# Hello from New Jersey



## warthog (Apr 16, 2010)

Found this forum via a friend. Site perked up my interest in creating some Halloween goodies. Glad to be in board and hello to everyone.


----------



## Joiseygal (Sep 3, 2008)

Hello and Welcome! Who is your friend and did he ever attend the NJ/PA/NY Make and Take? I hope you like it here we have so many talented people who post on this site. I'm sure you will have people from the group contacting you if you want to join the make and take. Enjoy!


----------



## trishaanne (Aug 20, 2005)

Hello and welcome to another haunter from the Garden state! As Sharon mentioned, the NJ/PA/NY Make and Take group will probably contacting you...ok, ok.....that's my job I guess as the hostess of the group..lol. We meet once a month here in Neptune, and you can find all the information in the Gatherings and Events section of the forum. If you're interested in joining us, send me a PM and I'll send you all the information. The more the merrier (especially now that the weather is getting warmer).

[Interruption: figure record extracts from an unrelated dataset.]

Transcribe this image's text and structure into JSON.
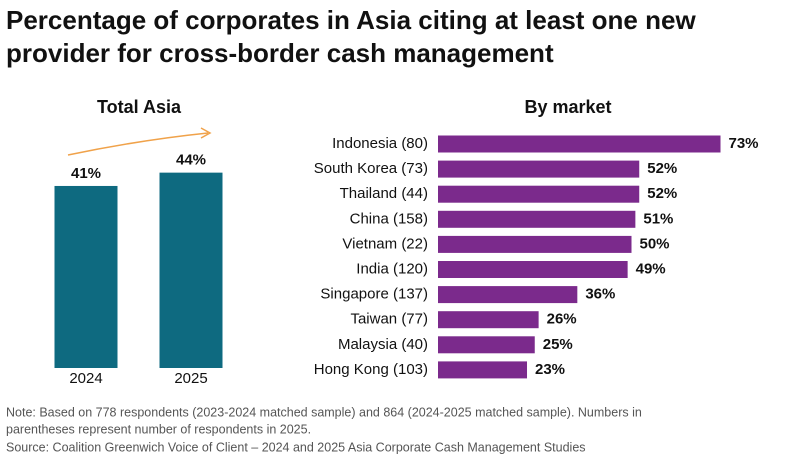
{
  "title": [
    "Percentage of corporates in Asia citing at least one new",
    "provider for cross-border cash management"
  ],
  "chart_data": [
    {
      "type": "bar",
      "title": "Total Asia",
      "categories": [
        "2024",
        "2025"
      ],
      "values": [
        41,
        44
      ],
      "value_labels": [
        "41%",
        "44%"
      ],
      "color": "#0e6a80"
    },
    {
      "type": "barh",
      "title": "By market",
      "categories": [
        "Indonesia (80)",
        "South Korea (73)",
        "Thailand (44)",
        "China (158)",
        "Vietnam  (22)",
        "India (120)",
        "Singapore (137)",
        "Taiwan (77)",
        "Malaysia (40)",
        "Hong Kong (103)"
      ],
      "values": [
        73,
        52,
        52,
        51,
        50,
        49,
        36,
        26,
        25,
        23
      ],
      "value_labels": [
        "73%",
        "52%",
        "52%",
        "51%",
        "50%",
        "49%",
        "36%",
        "26%",
        "25%",
        "23%"
      ],
      "color": "#7b2a8c"
    }
  ],
  "notes": [
    "Note: Based on 778 respondents (2023-2024 matched sample) and 864 (2024-2025 matched sample). Numbers in",
    "parentheses represent number of respondents in 2025.",
    "Source: Coalition Greenwich Voice of Client – 2024 and 2025 Asia Corporate Cash Management Studies"
  ]
}
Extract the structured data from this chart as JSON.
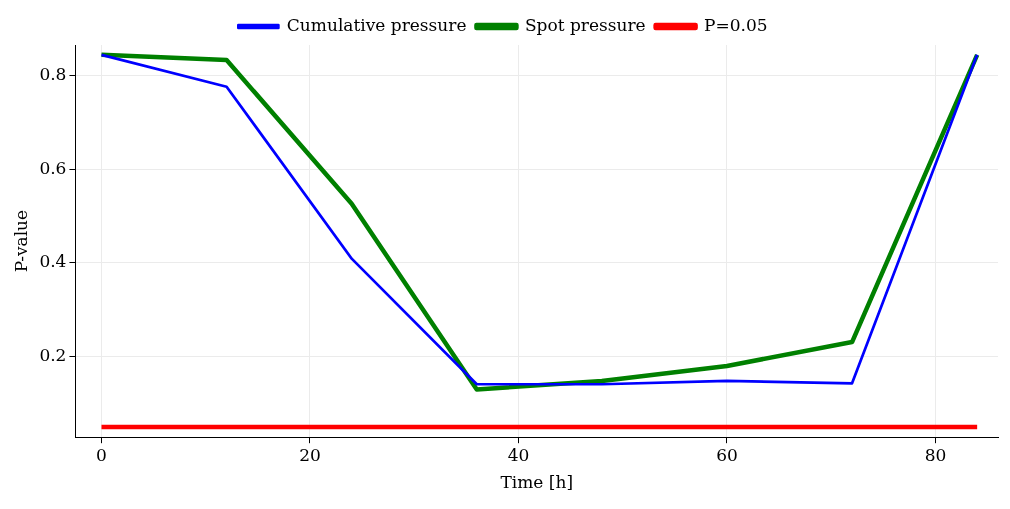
{
  "chart_data": {
    "type": "line",
    "xlabel": "Time [h]",
    "ylabel": "P-value",
    "x": [
      0,
      12,
      24,
      36,
      48,
      60,
      72,
      84
    ],
    "series": [
      {
        "name": "Cumulative pressure",
        "color": "#0000ff",
        "values": [
          0.844,
          0.776,
          0.409,
          0.141,
          0.141,
          0.148,
          0.143,
          0.844
        ]
      },
      {
        "name": "Spot pressure",
        "color": "#008000",
        "values": [
          0.844,
          0.833,
          0.526,
          0.13,
          0.148,
          0.18,
          0.231,
          0.844
        ]
      },
      {
        "name": "P=0.05",
        "color": "#ff0000",
        "x": [
          0,
          84
        ],
        "values": [
          0.05,
          0.05
        ]
      }
    ],
    "xlim": [
      -2.5,
      86
    ],
    "xticks": [
      0,
      20,
      40,
      60,
      80
    ],
    "ylim": [
      0.028,
      0.865
    ],
    "yticks": [
      0.2,
      0.4,
      0.6,
      0.8
    ],
    "grid": true,
    "legend": "top",
    "marker": "none",
    "line_style": "solid"
  }
}
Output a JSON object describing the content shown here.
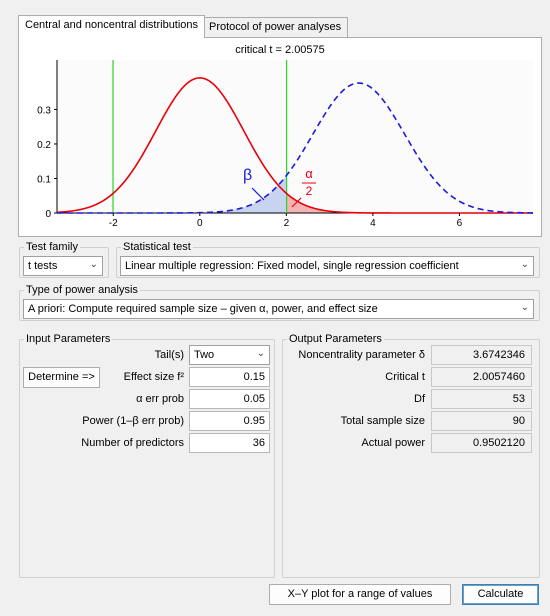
{
  "tabs": [
    {
      "label": "Central and noncentral distributions",
      "active": true
    },
    {
      "label": "Protocol of power analyses",
      "active": false
    }
  ],
  "plot": {
    "title": "critical t = 2.00575",
    "critical_t": 2.00575,
    "noncentrality": 3.6742346,
    "df": 53,
    "beta_label": "β",
    "alpha_num": "α",
    "alpha_den": "2",
    "y_ticks": [
      "0",
      "0.1",
      "0.2",
      "0.3"
    ],
    "x_ticks": [
      "-2",
      "0",
      "2",
      "4",
      "6"
    ],
    "colors": {
      "central": "#e8000a",
      "noncentral": "#1a1adf",
      "critical": "#2bd62b",
      "beta_fill": "#c8d3ef",
      "alpha_fill": "#f4b4b4"
    }
  },
  "test_family": {
    "title": "Test family",
    "value": "t tests"
  },
  "statistical_test": {
    "title": "Statistical test",
    "value": "Linear multiple regression: Fixed model, single regression coefficient"
  },
  "type_of_power_analysis": {
    "title": "Type of power analysis",
    "value": "A priori: Compute required sample size – given α, power, and effect size"
  },
  "input": {
    "title": "Input Parameters",
    "tails_label": "Tail(s)",
    "tails_value": "Two",
    "determine_button": "Determine =>",
    "effect_size_label": "Effect size f²",
    "effect_size_value": "0.15",
    "alpha_label": "α err prob",
    "alpha_value": "0.05",
    "power_label": "Power (1–β err prob)",
    "power_value": "0.95",
    "predictors_label": "Number of predictors",
    "predictors_value": "36"
  },
  "output": {
    "title": "Output Parameters",
    "rows": [
      {
        "label": "Noncentrality parameter δ",
        "value": "3.6742346"
      },
      {
        "label": "Critical t",
        "value": "2.0057460"
      },
      {
        "label": "Df",
        "value": "53"
      },
      {
        "label": "Total sample size",
        "value": "90"
      },
      {
        "label": "Actual power",
        "value": "0.9502120"
      }
    ]
  },
  "buttons": {
    "xy_plot": "X–Y plot for a range of values",
    "calculate": "Calculate"
  }
}
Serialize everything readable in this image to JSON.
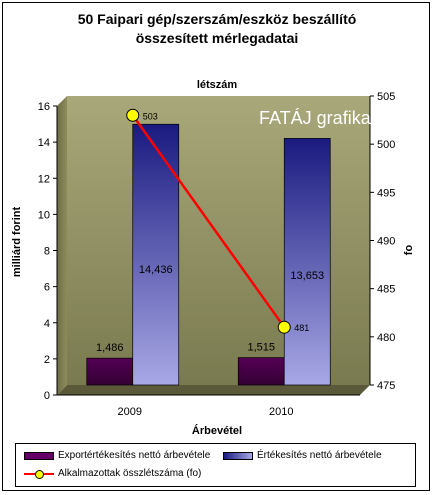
{
  "chart_data": {
    "type": "bar",
    "title": "50 Faipari gép/szerszám/eszköz beszállító",
    "title_line2": "összesített mérlegadatai",
    "subtitle": "létszám",
    "xlabel": "Árbevétel",
    "ylabel_left": "milliárd forint",
    "ylabel_right": "fo",
    "categories": [
      "2009",
      "2010"
    ],
    "ylim": [
      0,
      16
    ],
    "ylim_right": [
      475,
      505
    ],
    "yticks_left": [
      "0",
      "2",
      "4",
      "6",
      "8",
      "10",
      "12",
      "14",
      "16"
    ],
    "yticks_right": [
      "475",
      "480",
      "485",
      "490",
      "495",
      "500",
      "505"
    ],
    "series": [
      {
        "name": "Exportértékesítés nettó árbevétele",
        "values": [
          1.486,
          1.515
        ],
        "labels": [
          "1,486",
          "1,515"
        ],
        "color": "#660066"
      },
      {
        "name": "Értékesítés nettó árbevétele",
        "values": [
          14.436,
          13.653
        ],
        "labels": [
          "14,436",
          "13,653"
        ],
        "color": "#1a1a80",
        "color_light": "#9999dd"
      },
      {
        "name": "Alkalmazottak összlétszáma (fo)",
        "values": [
          503,
          481
        ],
        "labels": [
          "503",
          "481"
        ],
        "axis": "right",
        "type": "line",
        "color": "#ff0000",
        "marker_color": "#ffff00"
      }
    ],
    "watermark": "FATÁJ grafika",
    "legend_position": "bottom",
    "grid": false,
    "plot_background": "#8c8c5c"
  }
}
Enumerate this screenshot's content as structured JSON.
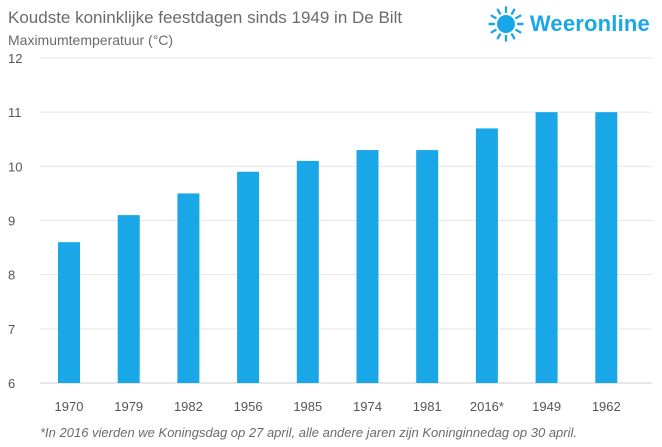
{
  "chart_data": {
    "type": "bar",
    "title": "Koudste koninklijke feestdagen sinds 1949 in De Bilt",
    "subtitle": "Maximumtemperatuur (°C)",
    "xlabel": "",
    "ylabel": "",
    "categories": [
      "1970",
      "1979",
      "1982",
      "1956",
      "1985",
      "1974",
      "1981",
      "2016*",
      "1949",
      "1962"
    ],
    "values": [
      8.6,
      9.1,
      9.5,
      9.9,
      10.1,
      10.3,
      10.3,
      10.7,
      11.0,
      11.0
    ],
    "ylim": [
      6,
      12
    ],
    "yticks": [
      6,
      7,
      8,
      9,
      10,
      11,
      12
    ],
    "grid": true,
    "bar_color": "#1aa7e8",
    "grid_color": "#e6e6e6"
  },
  "logo": {
    "text": "Weeronline",
    "icon": "sun-icon",
    "color": "#1aa7e8"
  },
  "footnote": "*In 2016 vierden we Koningsdag op 27 april, alle andere jaren zijn Koninginnedag op 30 april."
}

We've been meeting consistently for almost 5 years now, only missing MAYBE 6 or so meetings in all those years, and have grown from 4 to around 23 people. 

Welcome aboard!


----------



## fick209 (Aug 31, 2009)

Welcome to the forum warthog!


----------



## Sickie Ickie (Jun 20, 2006)

Howdy and welcome to our little place we call.....hauntforum.


----------



## Sickie Ickie (Jun 20, 2006)

HUH? Hey trish, how did you post before warthog did?


----------



## Evil Queen (Mar 8, 2008)




----------



## Death's Door (Mar 22, 2006)

Hello and welcome to the forum warthog!!!!


----------



## Frighteners Entertainment (Jan 24, 2006)

Glad to have you!


----------



## trishaanne (Aug 20, 2005)

LOL...I'm psychic? Magic? Talented? NAH.......they posted, then Joiseygirl posted then me. Maybe it showed up backwards on your computer! :googly:


----------



## hauntedyardofdoom (Nov 6, 2008)

welcome from another Jerseyite


----------



## SPOOKY J (Nov 20, 2009)

Hello and Welcome!


----------



## Goblin (Jun 3, 2009)




----------



## morbidmike (Sep 11, 2009)

welcome


----------



## DoomBuddy (Mar 1, 2009)

Welcome!


----------



## uncledeathy (Jun 23, 2009)

welcome!


----------



## DarkLore (Jan 25, 2009)

Hello New Jersey. Welcome to the forum warthog.


----------



## Vlad (Aug 2, 2005)

Welcome to the forum.


----------



## HAUNTEDBARN (Apr 20, 2010)

Hi


----------



## scareme (Aug 29, 2006)

Howdy warthog.


----------



## hpropman (Jul 27, 2008)

Hello and welcome I am also part of the NJ/PA make and take group. wher in NJ are you located?


----------



## Spooky1 (Aug 25, 2008)

Welcome to the forum, warthog


----------



## HAUNTEDBARN (Apr 20, 2010)

welcome


----------



## ScreamingScarecrow (Oct 1, 2008)

Hello!

ScreamingScarecrow Screams&#8230;


----------



## Dark Angel 27 (Sep 11, 2008)

Greetings and welcome to the forum! Very interesting handle... :lolkin:


----------